What is it in us that seeks belonging? Why do we need to feel at home? I know Jesus tells us we live in the world but are not of it. This, however, speaks to a different point than the one I struggle with at the moment. I see life very confused and am lost in my response to life. I have vowed to not let death or dying stop me from living. In the process of discovering what the means, however, I keep coming to dilemmas, paradoxes, crossroads, and, questions. Some of these are unanswerable. Some can only be answered by God, either on this side of the dissolution of being and others on that side when we are with Him in fullness. Either way, the regularly scheduled visits of uncertainty, confusion, and, puzzlement is not like one from normal life, perhaps something you may encounter in intellectual puzzle or everyday life. These carry with them a different weight and swagger. It is this weird authority, this weird stance such questions take I do not know how to contend with yet. In seeking answers, that is, resolution, familiarity, and, the secret handshakes of understanding that come with having warred in an amicable way, there is an end to be met. In my world, ends seems unfinable and that, I believe, is the root of my unbelonging. When in a strangeland no one tells you the rules and you must invent your own, how would you define belonging? Or, would you even try?

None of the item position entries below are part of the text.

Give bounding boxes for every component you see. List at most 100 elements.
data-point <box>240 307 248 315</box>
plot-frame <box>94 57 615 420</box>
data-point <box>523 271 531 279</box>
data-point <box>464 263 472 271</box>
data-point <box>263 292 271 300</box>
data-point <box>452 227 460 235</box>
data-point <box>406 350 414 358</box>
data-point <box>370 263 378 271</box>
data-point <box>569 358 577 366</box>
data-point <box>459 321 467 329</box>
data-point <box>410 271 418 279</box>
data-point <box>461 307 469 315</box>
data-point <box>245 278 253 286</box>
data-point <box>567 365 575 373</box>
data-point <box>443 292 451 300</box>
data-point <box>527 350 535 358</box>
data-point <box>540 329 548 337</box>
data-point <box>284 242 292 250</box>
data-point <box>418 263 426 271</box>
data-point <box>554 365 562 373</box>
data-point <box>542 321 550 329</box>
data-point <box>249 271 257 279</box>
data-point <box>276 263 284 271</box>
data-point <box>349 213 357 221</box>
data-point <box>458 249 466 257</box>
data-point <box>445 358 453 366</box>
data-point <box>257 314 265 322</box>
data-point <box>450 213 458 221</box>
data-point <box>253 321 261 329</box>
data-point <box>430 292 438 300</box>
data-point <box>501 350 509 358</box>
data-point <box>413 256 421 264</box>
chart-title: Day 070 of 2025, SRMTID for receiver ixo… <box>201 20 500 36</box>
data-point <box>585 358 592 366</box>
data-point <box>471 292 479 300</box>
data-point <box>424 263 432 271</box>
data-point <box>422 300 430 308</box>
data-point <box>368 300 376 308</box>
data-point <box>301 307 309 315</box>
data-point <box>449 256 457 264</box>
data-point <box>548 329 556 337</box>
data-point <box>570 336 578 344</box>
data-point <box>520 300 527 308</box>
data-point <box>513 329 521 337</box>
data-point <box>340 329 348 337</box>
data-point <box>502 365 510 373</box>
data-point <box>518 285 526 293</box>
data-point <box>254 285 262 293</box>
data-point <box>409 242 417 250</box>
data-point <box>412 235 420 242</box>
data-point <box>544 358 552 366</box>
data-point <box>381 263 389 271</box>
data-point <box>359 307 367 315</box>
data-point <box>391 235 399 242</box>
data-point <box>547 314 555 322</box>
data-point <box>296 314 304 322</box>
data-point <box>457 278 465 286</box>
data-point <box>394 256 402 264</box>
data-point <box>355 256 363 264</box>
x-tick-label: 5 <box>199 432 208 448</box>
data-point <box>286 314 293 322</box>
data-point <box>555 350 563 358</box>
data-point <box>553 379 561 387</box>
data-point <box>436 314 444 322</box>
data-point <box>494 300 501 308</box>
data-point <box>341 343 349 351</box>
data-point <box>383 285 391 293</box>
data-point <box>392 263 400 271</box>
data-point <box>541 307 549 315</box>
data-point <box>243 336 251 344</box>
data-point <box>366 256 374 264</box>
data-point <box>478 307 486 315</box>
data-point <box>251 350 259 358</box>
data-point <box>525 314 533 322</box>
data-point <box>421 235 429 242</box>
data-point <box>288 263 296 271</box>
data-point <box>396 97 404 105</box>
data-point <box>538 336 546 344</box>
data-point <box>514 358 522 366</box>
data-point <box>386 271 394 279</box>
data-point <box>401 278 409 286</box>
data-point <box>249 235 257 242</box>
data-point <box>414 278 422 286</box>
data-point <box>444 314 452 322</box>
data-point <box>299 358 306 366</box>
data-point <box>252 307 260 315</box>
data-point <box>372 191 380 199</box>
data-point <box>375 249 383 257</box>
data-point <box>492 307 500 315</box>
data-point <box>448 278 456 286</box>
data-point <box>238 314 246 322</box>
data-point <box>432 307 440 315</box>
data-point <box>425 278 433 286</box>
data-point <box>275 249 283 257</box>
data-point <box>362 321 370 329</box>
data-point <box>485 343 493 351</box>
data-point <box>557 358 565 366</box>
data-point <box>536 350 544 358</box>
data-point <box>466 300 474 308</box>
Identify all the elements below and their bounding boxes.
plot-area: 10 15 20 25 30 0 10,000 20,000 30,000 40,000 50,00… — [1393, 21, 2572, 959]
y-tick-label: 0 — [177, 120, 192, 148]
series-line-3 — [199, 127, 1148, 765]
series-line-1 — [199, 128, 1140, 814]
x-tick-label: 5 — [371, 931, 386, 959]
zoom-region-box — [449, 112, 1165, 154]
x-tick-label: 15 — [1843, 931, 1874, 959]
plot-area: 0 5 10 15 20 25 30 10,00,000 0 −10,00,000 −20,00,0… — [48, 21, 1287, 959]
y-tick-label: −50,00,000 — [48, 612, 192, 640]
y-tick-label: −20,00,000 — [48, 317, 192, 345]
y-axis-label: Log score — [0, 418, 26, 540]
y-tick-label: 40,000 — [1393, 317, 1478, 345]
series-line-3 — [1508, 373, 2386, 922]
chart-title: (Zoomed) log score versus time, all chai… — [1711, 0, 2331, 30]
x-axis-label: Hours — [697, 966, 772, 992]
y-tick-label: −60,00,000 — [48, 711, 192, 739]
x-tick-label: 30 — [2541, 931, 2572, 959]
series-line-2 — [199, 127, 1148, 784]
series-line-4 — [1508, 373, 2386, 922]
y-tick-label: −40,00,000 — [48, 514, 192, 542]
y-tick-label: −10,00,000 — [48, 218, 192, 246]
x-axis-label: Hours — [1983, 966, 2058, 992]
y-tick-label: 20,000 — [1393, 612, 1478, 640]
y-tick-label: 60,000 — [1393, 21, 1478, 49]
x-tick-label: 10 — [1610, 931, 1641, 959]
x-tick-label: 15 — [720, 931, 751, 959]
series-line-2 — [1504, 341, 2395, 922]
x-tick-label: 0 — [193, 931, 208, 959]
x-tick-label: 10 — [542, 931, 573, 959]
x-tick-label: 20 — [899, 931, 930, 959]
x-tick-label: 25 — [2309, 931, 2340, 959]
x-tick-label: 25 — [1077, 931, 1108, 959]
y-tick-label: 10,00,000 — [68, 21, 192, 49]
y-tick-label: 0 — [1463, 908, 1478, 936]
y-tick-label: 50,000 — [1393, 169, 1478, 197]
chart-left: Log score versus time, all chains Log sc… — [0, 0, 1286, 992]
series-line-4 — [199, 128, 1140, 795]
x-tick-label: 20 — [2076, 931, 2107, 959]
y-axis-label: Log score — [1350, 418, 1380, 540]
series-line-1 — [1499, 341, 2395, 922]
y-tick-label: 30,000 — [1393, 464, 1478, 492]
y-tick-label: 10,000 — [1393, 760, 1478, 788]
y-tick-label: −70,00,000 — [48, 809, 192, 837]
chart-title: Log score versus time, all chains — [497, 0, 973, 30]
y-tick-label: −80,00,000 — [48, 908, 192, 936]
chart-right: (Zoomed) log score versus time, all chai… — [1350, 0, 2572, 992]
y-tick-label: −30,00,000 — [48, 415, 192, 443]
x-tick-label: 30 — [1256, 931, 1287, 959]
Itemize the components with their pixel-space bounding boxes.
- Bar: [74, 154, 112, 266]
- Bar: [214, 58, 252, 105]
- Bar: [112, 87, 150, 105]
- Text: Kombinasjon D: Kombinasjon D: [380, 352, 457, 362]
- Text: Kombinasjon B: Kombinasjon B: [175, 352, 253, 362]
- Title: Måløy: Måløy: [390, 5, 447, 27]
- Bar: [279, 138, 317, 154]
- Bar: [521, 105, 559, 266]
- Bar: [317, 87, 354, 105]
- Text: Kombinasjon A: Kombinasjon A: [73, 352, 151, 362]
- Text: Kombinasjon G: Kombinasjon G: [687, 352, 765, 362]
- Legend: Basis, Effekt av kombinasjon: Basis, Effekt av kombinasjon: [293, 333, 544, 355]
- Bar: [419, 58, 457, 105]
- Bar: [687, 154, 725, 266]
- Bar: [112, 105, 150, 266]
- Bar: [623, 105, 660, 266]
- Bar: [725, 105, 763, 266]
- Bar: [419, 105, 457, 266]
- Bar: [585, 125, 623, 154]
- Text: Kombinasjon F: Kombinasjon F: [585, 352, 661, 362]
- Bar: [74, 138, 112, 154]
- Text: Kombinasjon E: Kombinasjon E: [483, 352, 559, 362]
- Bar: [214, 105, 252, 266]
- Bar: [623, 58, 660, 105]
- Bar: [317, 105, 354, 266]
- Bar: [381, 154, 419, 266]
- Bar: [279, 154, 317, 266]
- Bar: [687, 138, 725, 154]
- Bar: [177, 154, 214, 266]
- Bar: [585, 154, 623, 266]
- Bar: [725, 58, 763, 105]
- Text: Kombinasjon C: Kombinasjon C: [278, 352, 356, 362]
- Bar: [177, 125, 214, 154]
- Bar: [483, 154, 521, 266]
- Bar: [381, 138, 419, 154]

There is that temptation to push back to the world of the known, the familiar. In being bound by disease, that never goes far. And, a darker temptation, one I am not drawn to, to go down the darker roads, the ones that end with no more life, sits at the other edge of the crossroads. So, you grow weary standing in a place. The light is seemingly half lit. You have no candles, flashlights, visitors with torches or anything to change the landscape into something more known and familiar. You bump into things with eyes dimly lit and focus weak and never truly adjusting. This is the life of being between worlds. No angels of light have come for you to whisk you  away to a greater place and the landscape around you, with all its unknowns, unfamiliarities and hiddenness, never warms enough to give you that comforting sense, the peace of mind and satisfaction with knowing the lay of the land you knew before. Instead, you must live, every moment of every day, in the shadows, accepting if you are to find any peace at all, this place may not be one of belonging and you will never feel at home. For we are light and life and darkness is not a place for us, not a place for me. Lord, help me know what to do with this so called need to belong where I am. In this place you have me, I do not see the compromise or the mixture of temporary solutions I can fit for myself to rename my so-called life as one which has a sense of purpose and place. Indeed, perhaps it is you who makes me feel I do not belong, and, rightfully so. With that, Lord, I need your help.